Комментарий |

Не говори им, ладно?

Дон Бивер

Люблю утро на востоке Латинского квартала. Вселенский мыльный пузырь
солнца опасливо протискивается сквозь колючую толщу города
и взмывает над ломаным парижским горизонтом скошенных
мансард и зарослей каминных труб. Солнечный свет блестит на
мраморных столиках браззерии на углу улицы Студентов. Я жмурюсь от
теплых лучей, вдыхаю свежий запах круассана. Славно. На
часы не гляжу, но знаю – без семи минут девять. Через дорогу,
напротив, в большой и давно не ремонтированной белой вилле,
заросшей зелено-бурым плющом, живет замечательная Девушка с
рыжими волосами. «Уютной шторы шёлк с волнующим разрезом».
Каждое утро, без пяти девять, Она проходит мимо открытой
веранды кофейни, где я пристрастился завтракать и наблюдать.
Торжественный выход небесного желтого карлика и земной огненной
красавицы. Сначала мы с Девушкой просто кивали друг другу,
встречаясь глазами, потом стали здороваться. Два месяца назад
я осмелился и Её традиционному:

Са ва? – не ответил Тре бьен! , а спросил:

Не хочешь позавтракать со мной?

Ужасно непристойное предложение! – на ходу насмешливо фыркнула Она
и мои слова потеряли невинность.

Но Она не обиделась и на следующий день, проходя мимо, сказала:

Рогалики скоро будут тебе сниться. Съешь яичницу!
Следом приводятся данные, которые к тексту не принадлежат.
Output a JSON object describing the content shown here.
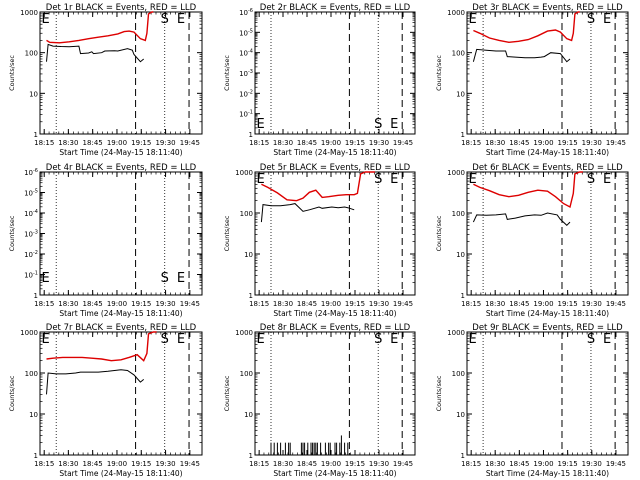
{
  "chart_data": [
    {
      "type": "line",
      "title": "Det 1r BLACK = Events, RED = LLD",
      "xlabel": "Start Time (24-May-15 18:11:40)",
      "ylabel": "Counts/sec",
      "xticks": [
        "18:15",
        "18:30",
        "18:45",
        "19:00",
        "19:15",
        "19:30",
        "19:45"
      ],
      "yscale": "log",
      "ylim": [
        1,
        1000
      ],
      "yticks": [
        "1",
        "10",
        "100",
        "1000"
      ],
      "markers": [
        "E",
        "S",
        "E"
      ],
      "series": [
        {
          "name": "Events",
          "color": "#000000",
          "points": [
            [
              0.04,
              60
            ],
            [
              0.05,
              160
            ],
            [
              0.08,
              145
            ],
            [
              0.13,
              142
            ],
            [
              0.18,
              140
            ],
            [
              0.24,
              145
            ],
            [
              0.25,
              95
            ],
            [
              0.3,
              98
            ],
            [
              0.32,
              105
            ],
            [
              0.33,
              95
            ],
            [
              0.38,
              100
            ],
            [
              0.4,
              110
            ],
            [
              0.46,
              112
            ],
            [
              0.48,
              110
            ],
            [
              0.54,
              125
            ],
            [
              0.57,
              115
            ],
            [
              0.58,
              90
            ],
            [
              0.62,
              60
            ],
            [
              0.64,
              70
            ]
          ]
        },
        {
          "name": "LLD",
          "color": "#dd0000",
          "points": [
            [
              0.04,
              200
            ],
            [
              0.06,
              180
            ],
            [
              0.12,
              175
            ],
            [
              0.18,
              185
            ],
            [
              0.24,
              200
            ],
            [
              0.3,
              220
            ],
            [
              0.36,
              240
            ],
            [
              0.42,
              260
            ],
            [
              0.48,
              290
            ],
            [
              0.52,
              330
            ],
            [
              0.55,
              340
            ],
            [
              0.58,
              320
            ],
            [
              0.62,
              220
            ],
            [
              0.65,
              200
            ],
            [
              0.66,
              300
            ],
            [
              0.67,
              900
            ],
            [
              0.69,
              1000
            ],
            [
              0.7,
              1000
            ]
          ]
        }
      ]
    },
    {
      "type": "line",
      "title": "Det 2r BLACK = Events, RED = LLD",
      "xlabel": "Start Time (24-May-15 18:11:40)",
      "ylabel": "Counts/sec",
      "xticks": [
        "18:15",
        "18:30",
        "18:45",
        "19:00",
        "19:15",
        "19:30",
        "19:45"
      ],
      "yscale": "log",
      "ylim": [
        1,
        1e-06
      ],
      "yticks": [
        "1",
        "10^-1",
        "10^-2",
        "10^-3",
        "10^-4",
        "10^-5",
        "10^-6"
      ],
      "markers": [
        "E",
        "S",
        "E"
      ],
      "series": []
    },
    {
      "type": "line",
      "title": "Det 3r BLACK = Events, RED = LLD",
      "xlabel": "Start Time (24-May-15 18:11:40)",
      "ylabel": "Counts/sec",
      "xticks": [
        "18:15",
        "18:30",
        "18:45",
        "19:00",
        "19:15",
        "19:30",
        "19:45"
      ],
      "yscale": "log",
      "ylim": [
        1,
        1000
      ],
      "yticks": [
        "1",
        "10",
        "100",
        "1000"
      ],
      "markers": [
        "E",
        "S",
        "E"
      ],
      "series": [
        {
          "name": "Events",
          "color": "#000000",
          "points": [
            [
              0.04,
              60
            ],
            [
              0.06,
              120
            ],
            [
              0.12,
              115
            ],
            [
              0.18,
              110
            ],
            [
              0.24,
              110
            ],
            [
              0.25,
              80
            ],
            [
              0.3,
              78
            ],
            [
              0.36,
              75
            ],
            [
              0.42,
              75
            ],
            [
              0.46,
              78
            ],
            [
              0.48,
              80
            ],
            [
              0.52,
              100
            ],
            [
              0.58,
              95
            ],
            [
              0.62,
              60
            ],
            [
              0.64,
              70
            ]
          ]
        },
        {
          "name": "LLD",
          "color": "#dd0000",
          "points": [
            [
              0.04,
              350
            ],
            [
              0.08,
              300
            ],
            [
              0.14,
              230
            ],
            [
              0.2,
              200
            ],
            [
              0.26,
              180
            ],
            [
              0.32,
              190
            ],
            [
              0.38,
              210
            ],
            [
              0.44,
              260
            ],
            [
              0.5,
              340
            ],
            [
              0.55,
              360
            ],
            [
              0.58,
              320
            ],
            [
              0.62,
              220
            ],
            [
              0.65,
              200
            ],
            [
              0.66,
              300
            ],
            [
              0.67,
              900
            ],
            [
              0.69,
              1000
            ],
            [
              0.7,
              1000
            ]
          ]
        }
      ]
    },
    {
      "type": "line",
      "title": "Det 4r BLACK = Events, RED = LLD",
      "xlabel": "Start Time (24-May-15 18:11:40)",
      "ylabel": "Counts/sec",
      "xticks": [
        "18:15",
        "18:30",
        "18:45",
        "19:00",
        "19:15",
        "19:30",
        "19:45"
      ],
      "yscale": "log",
      "ylim": [
        1,
        1e-06
      ],
      "yticks": [
        "1",
        "10^-1",
        "10^-2",
        "10^-3",
        "10^-4",
        "10^-5",
        "10^-6"
      ],
      "markers": [
        "E",
        "S",
        "E"
      ],
      "series": []
    },
    {
      "type": "line",
      "title": "Det 5r BLACK = Events, RED = LLD",
      "xlabel": "Start Time (24-May-15 18:11:40)",
      "ylabel": "Counts/sec",
      "xticks": [
        "18:15",
        "18:30",
        "18:45",
        "19:00",
        "19:15",
        "19:30",
        "19:45"
      ],
      "yscale": "log",
      "ylim": [
        1,
        1000
      ],
      "yticks": [
        "1",
        "10",
        "100",
        "1000"
      ],
      "markers": [
        "E",
        "S",
        "E"
      ],
      "series": [
        {
          "name": "Events",
          "color": "#000000",
          "points": [
            [
              0.04,
              60
            ],
            [
              0.05,
              160
            ],
            [
              0.1,
              150
            ],
            [
              0.16,
              150
            ],
            [
              0.22,
              160
            ],
            [
              0.25,
              170
            ],
            [
              0.3,
              110
            ],
            [
              0.34,
              120
            ],
            [
              0.4,
              140
            ],
            [
              0.42,
              130
            ],
            [
              0.48,
              140
            ],
            [
              0.52,
              135
            ],
            [
              0.56,
              140
            ],
            [
              0.58,
              135
            ],
            [
              0.62,
              120
            ]
          ]
        },
        {
          "name": "LLD",
          "color": "#dd0000",
          "points": [
            [
              0.04,
              500
            ],
            [
              0.08,
              420
            ],
            [
              0.14,
              310
            ],
            [
              0.2,
              210
            ],
            [
              0.26,
              200
            ],
            [
              0.3,
              230
            ],
            [
              0.34,
              320
            ],
            [
              0.38,
              360
            ],
            [
              0.42,
              240
            ],
            [
              0.46,
              250
            ],
            [
              0.52,
              270
            ],
            [
              0.57,
              280
            ],
            [
              0.62,
              280
            ],
            [
              0.64,
              300
            ],
            [
              0.66,
              900
            ],
            [
              0.69,
              1000
            ],
            [
              0.72,
              1000
            ],
            [
              0.75,
              1000
            ]
          ]
        }
      ]
    },
    {
      "type": "line",
      "title": "Det 6r BLACK = Events, RED = LLD",
      "xlabel": "Start Time (24-May-15 18:11:40)",
      "ylabel": "Counts/sec",
      "xticks": [
        "18:15",
        "18:30",
        "18:45",
        "19:00",
        "19:15",
        "19:30",
        "19:45"
      ],
      "yscale": "log",
      "ylim": [
        1,
        1000
      ],
      "yticks": [
        "1",
        "10",
        "100",
        "1000"
      ],
      "markers": [
        "E",
        "S",
        "E"
      ],
      "series": [
        {
          "name": "Events",
          "color": "#000000",
          "points": [
            [
              0.04,
              60
            ],
            [
              0.06,
              90
            ],
            [
              0.12,
              88
            ],
            [
              0.18,
              90
            ],
            [
              0.24,
              95
            ],
            [
              0.25,
              70
            ],
            [
              0.3,
              75
            ],
            [
              0.36,
              85
            ],
            [
              0.42,
              90
            ],
            [
              0.46,
              88
            ],
            [
              0.5,
              100
            ],
            [
              0.56,
              90
            ],
            [
              0.58,
              70
            ],
            [
              0.62,
              50
            ],
            [
              0.64,
              60
            ]
          ]
        },
        {
          "name": "LLD",
          "color": "#dd0000",
          "points": [
            [
              0.04,
              500
            ],
            [
              0.08,
              420
            ],
            [
              0.14,
              350
            ],
            [
              0.2,
              280
            ],
            [
              0.26,
              250
            ],
            [
              0.32,
              270
            ],
            [
              0.38,
              320
            ],
            [
              0.44,
              360
            ],
            [
              0.5,
              340
            ],
            [
              0.55,
              250
            ],
            [
              0.6,
              170
            ],
            [
              0.64,
              140
            ],
            [
              0.66,
              300
            ],
            [
              0.67,
              900
            ],
            [
              0.7,
              1000
            ],
            [
              0.72,
              1000
            ]
          ]
        }
      ]
    },
    {
      "type": "line",
      "title": "Det 7r BLACK = Events, RED = LLD",
      "xlabel": "Start Time (24-May-15 18:11:40)",
      "ylabel": "Counts/sec",
      "xticks": [
        "18:15",
        "18:30",
        "18:45",
        "19:00",
        "19:15",
        "19:30",
        "19:45"
      ],
      "yscale": "log",
      "ylim": [
        1,
        1000
      ],
      "yticks": [
        "1",
        "10",
        "100",
        "1000"
      ],
      "markers": [
        "E",
        "S",
        "E"
      ],
      "series": [
        {
          "name": "Events",
          "color": "#000000",
          "points": [
            [
              0.04,
              30
            ],
            [
              0.05,
              100
            ],
            [
              0.1,
              95
            ],
            [
              0.16,
              95
            ],
            [
              0.22,
              100
            ],
            [
              0.25,
              105
            ],
            [
              0.3,
              105
            ],
            [
              0.36,
              105
            ],
            [
              0.42,
              110
            ],
            [
              0.46,
              115
            ],
            [
              0.5,
              120
            ],
            [
              0.54,
              115
            ],
            [
              0.58,
              90
            ],
            [
              0.62,
              60
            ],
            [
              0.64,
              70
            ]
          ]
        },
        {
          "name": "LLD",
          "color": "#dd0000",
          "points": [
            [
              0.04,
              220
            ],
            [
              0.08,
              230
            ],
            [
              0.14,
              240
            ],
            [
              0.2,
              240
            ],
            [
              0.26,
              240
            ],
            [
              0.32,
              230
            ],
            [
              0.38,
              220
            ],
            [
              0.44,
              200
            ],
            [
              0.5,
              210
            ],
            [
              0.55,
              240
            ],
            [
              0.6,
              280
            ],
            [
              0.64,
              200
            ],
            [
              0.66,
              300
            ],
            [
              0.67,
              900
            ],
            [
              0.7,
              1000
            ],
            [
              0.72,
              1000
            ]
          ]
        }
      ]
    },
    {
      "type": "line",
      "title": "Det 8r BLACK = Events, RED = LLD",
      "xlabel": "Start Time (24-May-15 18:11:40)",
      "ylabel": "Counts/sec",
      "xticks": [
        "18:15",
        "18:30",
        "18:45",
        "19:00",
        "19:15",
        "19:30",
        "19:45"
      ],
      "yscale": "log",
      "ylim": [
        1,
        1000
      ],
      "yticks": [
        "1",
        "10",
        "100",
        "1000"
      ],
      "markers": [
        "E",
        "S",
        "E"
      ],
      "series": [
        {
          "name": "Events",
          "color": "#000000",
          "spikes": [
            [
              0.1,
              2
            ],
            [
              0.12,
              2
            ],
            [
              0.14,
              2
            ],
            [
              0.16,
              2
            ],
            [
              0.19,
              2
            ],
            [
              0.21,
              2
            ],
            [
              0.22,
              2
            ],
            [
              0.29,
              2
            ],
            [
              0.3,
              2
            ],
            [
              0.31,
              2
            ],
            [
              0.33,
              2
            ],
            [
              0.35,
              2
            ],
            [
              0.36,
              2
            ],
            [
              0.37,
              2
            ],
            [
              0.38,
              2
            ],
            [
              0.39,
              2
            ],
            [
              0.41,
              2
            ],
            [
              0.44,
              2
            ],
            [
              0.46,
              2
            ],
            [
              0.47,
              2
            ],
            [
              0.5,
              2
            ],
            [
              0.51,
              2
            ],
            [
              0.53,
              2
            ],
            [
              0.54,
              3
            ],
            [
              0.56,
              2
            ],
            [
              0.58,
              2
            ]
          ]
        }
      ]
    },
    {
      "type": "line",
      "title": "Det 9r BLACK = Events, RED = LLD",
      "xlabel": "Start Time (24-May-15 18:11:40)",
      "ylabel": "Counts/sec",
      "xticks": [
        "18:15",
        "18:30",
        "18:45",
        "19:00",
        "19:15",
        "19:30",
        "19:45"
      ],
      "yscale": "log",
      "ylim": [
        1,
        1000
      ],
      "yticks": [
        "1",
        "10",
        "100",
        "1000"
      ],
      "markers": [
        "E",
        "S",
        "E"
      ],
      "series": []
    }
  ]
}
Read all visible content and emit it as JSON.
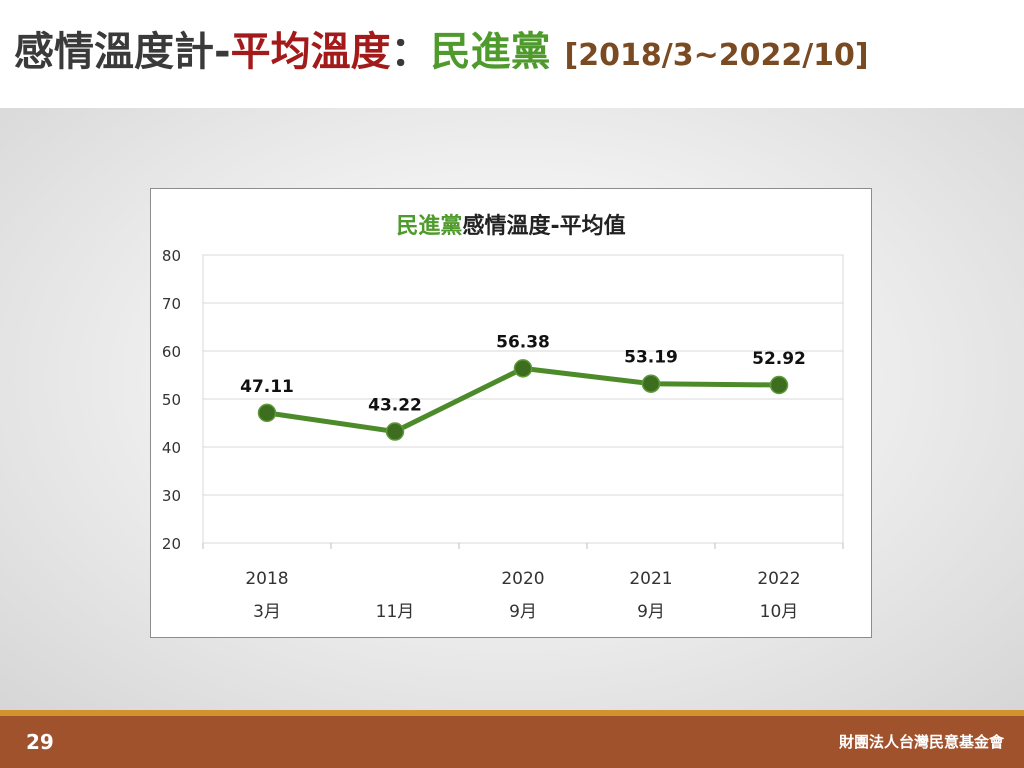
{
  "slide": {
    "title_part1": "感情溫度計-",
    "title_part2": "平均溫度",
    "title_sep": "：",
    "title_part3": "民進黨",
    "title_range": "[2018/3~2022/10]"
  },
  "footer": {
    "page_number": "29",
    "organization": "財團法人台灣民意基金會"
  },
  "colors": {
    "title_dark": "#3a3a3a",
    "title_red": "#a31a1a",
    "title_green": "#4f9a2c",
    "line": "#4d8a2a",
    "marker": "#3d6e1f",
    "footer": "#a0522d",
    "footer_stripe": "#d4922e"
  },
  "chart_data": {
    "type": "line",
    "title_party": "民進黨",
    "title_rest": "感情溫度-平均值",
    "categories_year": [
      "2018",
      "",
      "2020",
      "2021",
      "2022"
    ],
    "categories_month": [
      "3月",
      "11月",
      "9月",
      "9月",
      "10月"
    ],
    "values": [
      47.11,
      43.22,
      56.38,
      53.19,
      52.92
    ],
    "value_labels": [
      "47.11",
      "43.22",
      "56.38",
      "53.19",
      "52.92"
    ],
    "ylim": [
      20,
      80
    ],
    "yticks": [
      20,
      30,
      40,
      50,
      60,
      70,
      80
    ],
    "grid": true,
    "xlabel": "",
    "ylabel": ""
  }
}
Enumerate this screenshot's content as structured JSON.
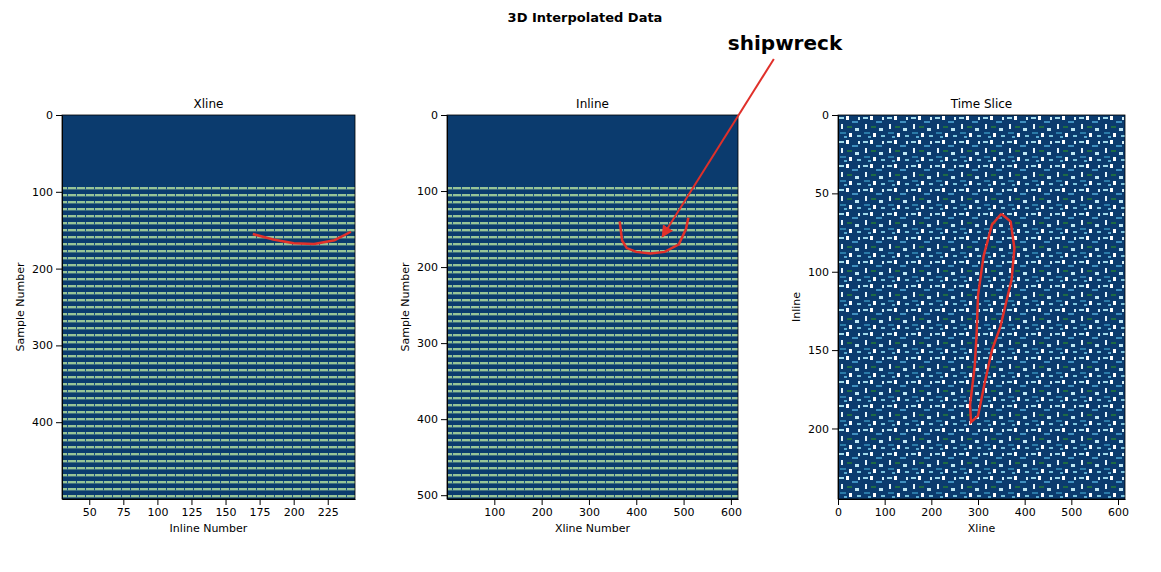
{
  "title": "3D Interpolated Data",
  "chart_data": [
    {
      "type": "image",
      "title": "Xline",
      "x_label": "Inline Number",
      "y_label": "Sample Number",
      "xlim": [
        30,
        245
      ],
      "xticks": [
        50,
        75,
        100,
        125,
        150,
        175,
        200,
        225
      ],
      "ylim": [
        500,
        0
      ],
      "yticks": [
        0,
        100,
        200,
        300,
        400
      ],
      "outline": {
        "color": "#e0302a",
        "x": [
          170,
          185,
          200,
          215,
          230,
          242
        ],
        "y": [
          155,
          162,
          167,
          168,
          163,
          152
        ]
      }
    },
    {
      "type": "image",
      "title": "Inline",
      "x_label": "Xline Number",
      "y_label": "Sample Number",
      "xlim": [
        0,
        615
      ],
      "xticks": [
        100,
        200,
        300,
        400,
        500,
        600
      ],
      "ylim": [
        505,
        0
      ],
      "yticks": [
        0,
        100,
        200,
        300,
        400,
        500
      ],
      "outline": {
        "color": "#e0302a",
        "x": [
          365,
          370,
          380,
          400,
          430,
          460,
          490,
          505,
          510
        ],
        "y": [
          140,
          165,
          175,
          180,
          182,
          180,
          170,
          150,
          135
        ]
      },
      "annotations": [
        {
          "text": "shipwreck",
          "x": 455,
          "y": 160,
          "color": "#e0302a"
        }
      ]
    },
    {
      "type": "image",
      "title": "Time Slice",
      "x_label": "Xline",
      "y_label": "Inline",
      "xlim": [
        0,
        615
      ],
      "xticks": [
        0,
        100,
        200,
        300,
        400,
        500,
        600
      ],
      "ylim": [
        245,
        0
      ],
      "yticks": [
        0,
        50,
        100,
        150,
        200
      ],
      "outline": {
        "color": "#e0302a",
        "x": [
          350,
          370,
          378,
          372,
          360,
          348,
          330,
          315,
          300,
          285,
          283,
          293,
          297,
          300,
          312,
          330,
          350
        ],
        "y": [
          63,
          68,
          85,
          105,
          120,
          135,
          150,
          170,
          192,
          196,
          185,
          160,
          140,
          115,
          90,
          70,
          63
        ]
      }
    }
  ]
}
Чтобы меня мучили кошмарами цыплячьи привидения? – парировал я вслед.

Так началась наша ежедневная игра. Пинг-понг реплик. Фехтовальный
ритуал беззлобных уколов. Флирт на бегу. Воздушный звуковой
сверхзвуковой поцелуй. Пятисекундная пикировка как кульминация
дня.

– Красивое платье! – говорю я, любуясь Девушкой.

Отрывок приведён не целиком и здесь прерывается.